2. Securities Law: It is still unclear how securities regulators will regulate cryptocurrencies. Is it even possible to regulate a completely decentralized digital currency like bitcoin? Securities lawyers will have to keep up with what is sure to be a changing regulatory landscape.
3. Tax Law: How will governments tax investments in cryptocurrencies? Tax lawyers will need to stay informed on this developing area.
4. Real estate: Land registries are tailor-made for blockchains, where distributed ledgers can provide trustworthy and instantaneous records. Furthermore, conducting real estate transactions through a blockchain reduces the need for title searches or intermediaries to secure the title transfer. The blockchain can prove the authenticity of the transaction and save parties time and money (essentially making escrow companies obsolete).
5. Intellectual property: Distributed ledgers could revolutionize how intellectual property rights are registered and enforced, and how the holders of these rights are compensated. Again, this would change the way intellectual property lawyers assist clients with these matters.

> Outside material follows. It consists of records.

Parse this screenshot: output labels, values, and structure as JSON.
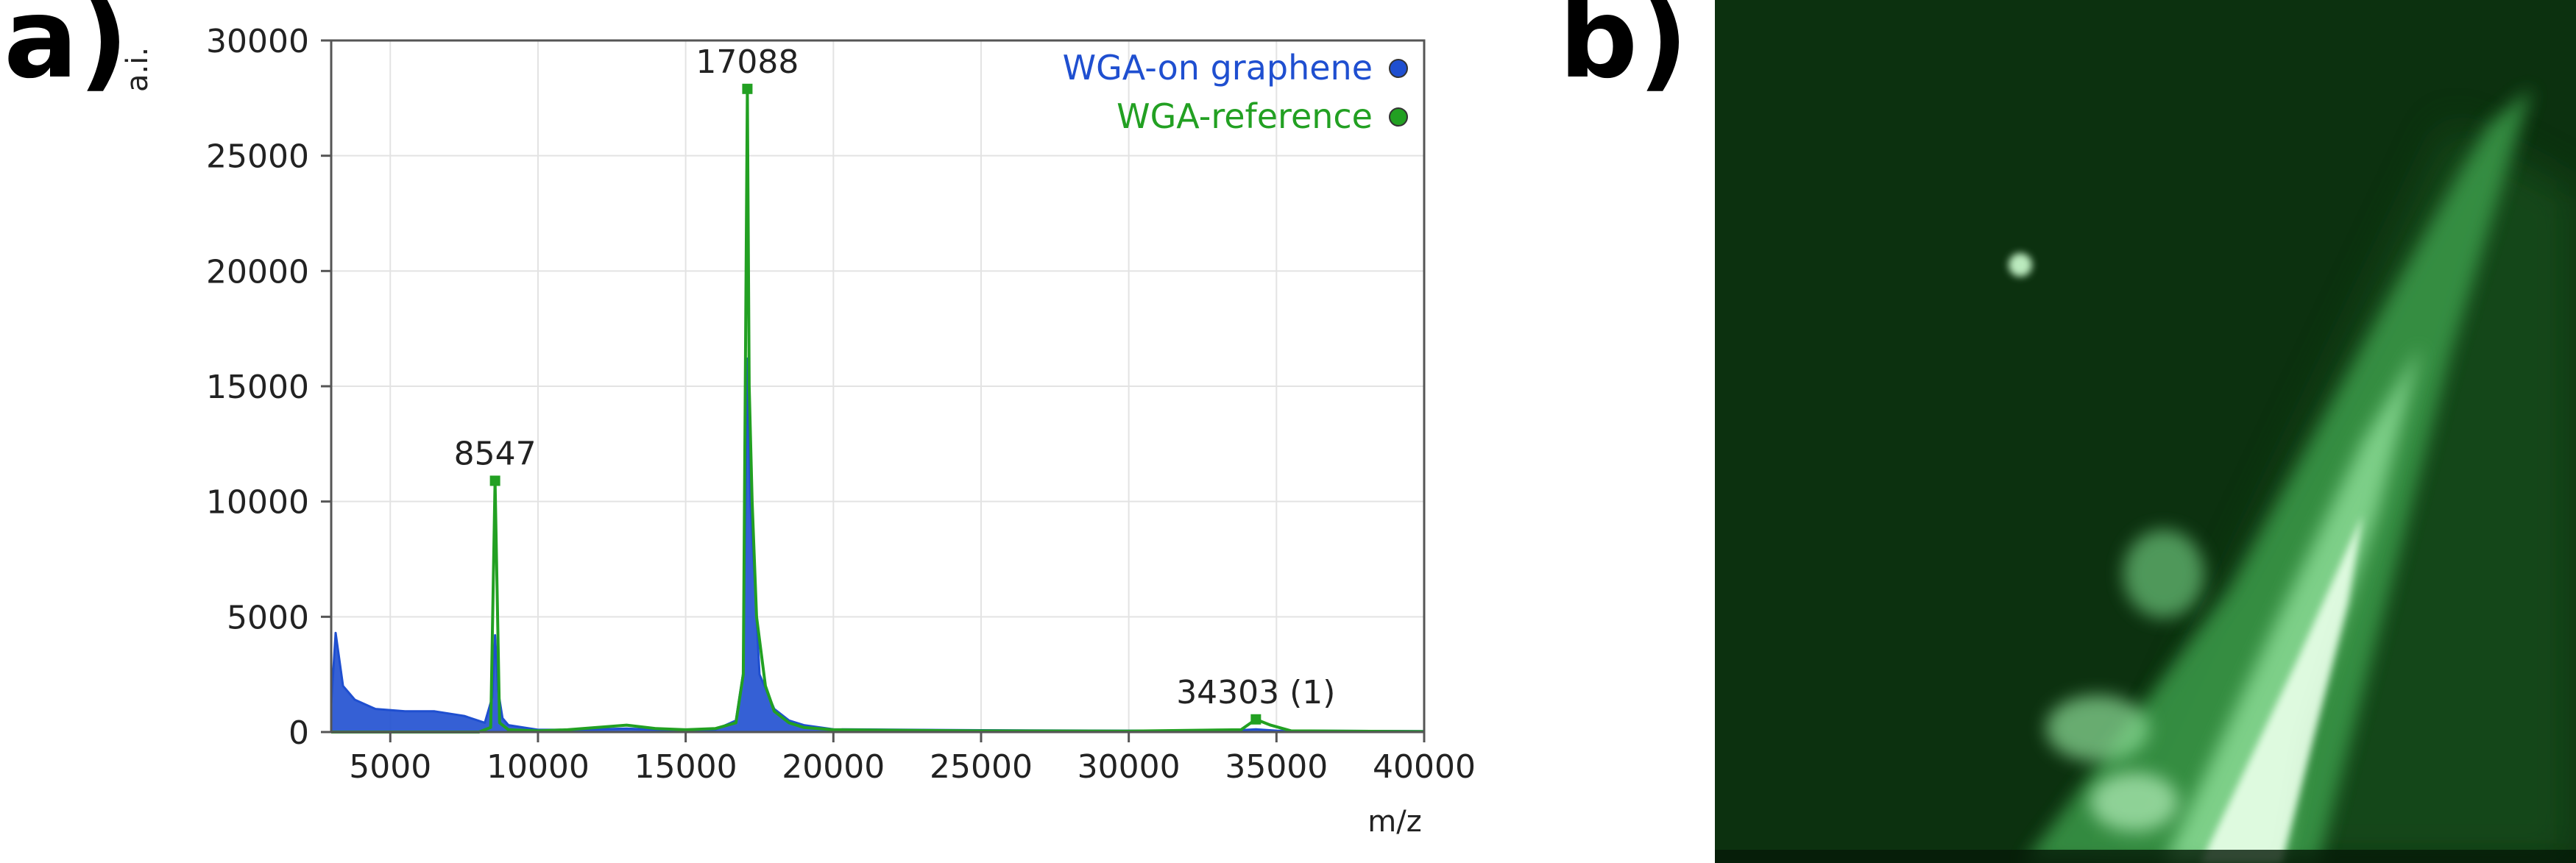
{
  "panels": {
    "a": "a)",
    "b": "b)"
  },
  "colors": {
    "graphene": "#1f4fd0",
    "reference": "#22a022",
    "grid": "#e3e3e3",
    "micrograph_bg": "#0b2a0e"
  },
  "chart_data": {
    "type": "line",
    "title": "",
    "xlabel": "m/z",
    "ylabel": "a.i.",
    "xlim": [
      3000,
      40000
    ],
    "ylim": [
      0,
      30000
    ],
    "xticks": [
      5000,
      10000,
      15000,
      20000,
      25000,
      30000,
      35000,
      40000
    ],
    "yticks": [
      0,
      5000,
      10000,
      15000,
      20000,
      25000,
      30000
    ],
    "grid": true,
    "legend_position": "top-right",
    "series": [
      {
        "name": "WGA-on graphene",
        "color": "#1f4fd0",
        "x": [
          3000,
          3150,
          3400,
          3800,
          4500,
          5500,
          6500,
          7500,
          8200,
          8450,
          8547,
          8650,
          8800,
          9000,
          9500,
          10000,
          11000,
          12000,
          13000,
          14000,
          15000,
          16000,
          16700,
          16950,
          17088,
          17200,
          17500,
          18000,
          18500,
          19000,
          20000,
          25000,
          30000,
          33500,
          34303,
          35000,
          40000
        ],
        "y": [
          1200,
          4300,
          2000,
          1400,
          1000,
          900,
          900,
          700,
          400,
          1500,
          4200,
          1800,
          600,
          300,
          200,
          100,
          100,
          120,
          150,
          100,
          80,
          100,
          500,
          2600,
          16200,
          9800,
          2500,
          1000,
          500,
          300,
          120,
          80,
          60,
          60,
          120,
          60,
          40
        ]
      },
      {
        "name": "WGA-reference",
        "color": "#22a022",
        "x": [
          3000,
          5000,
          8000,
          8400,
          8547,
          8700,
          9000,
          10000,
          11000,
          12000,
          13000,
          14000,
          15000,
          16000,
          16700,
          16950,
          17088,
          17150,
          17250,
          17400,
          17700,
          18000,
          18500,
          19000,
          20000,
          25000,
          30000,
          33800,
          34303,
          34800,
          35500,
          40000
        ],
        "y": [
          0,
          0,
          0,
          200,
          10900,
          400,
          100,
          50,
          100,
          200,
          300,
          150,
          100,
          150,
          400,
          2500,
          27900,
          15000,
          10000,
          5000,
          2000,
          900,
          400,
          200,
          100,
          50,
          40,
          100,
          550,
          300,
          50,
          20
        ]
      }
    ],
    "annotations": [
      {
        "text": "8547",
        "x": 8547,
        "y": 10900
      },
      {
        "text": "17088",
        "x": 17088,
        "y": 27900
      },
      {
        "text": "34303 (1)",
        "x": 34303,
        "y": 550
      }
    ]
  }
}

Blockchain technology will inevitably change numerous industries, possibly on the same scale as the internet did just a couple of decades ago. The law will almost certainly follow suit, making this an area ripe with opportunities for lawyers. Clients will seek out general blockchain advice from lawyers in various practice areas, and those who can position themselves as blockchain experts will be better suited to serve clients’ needs.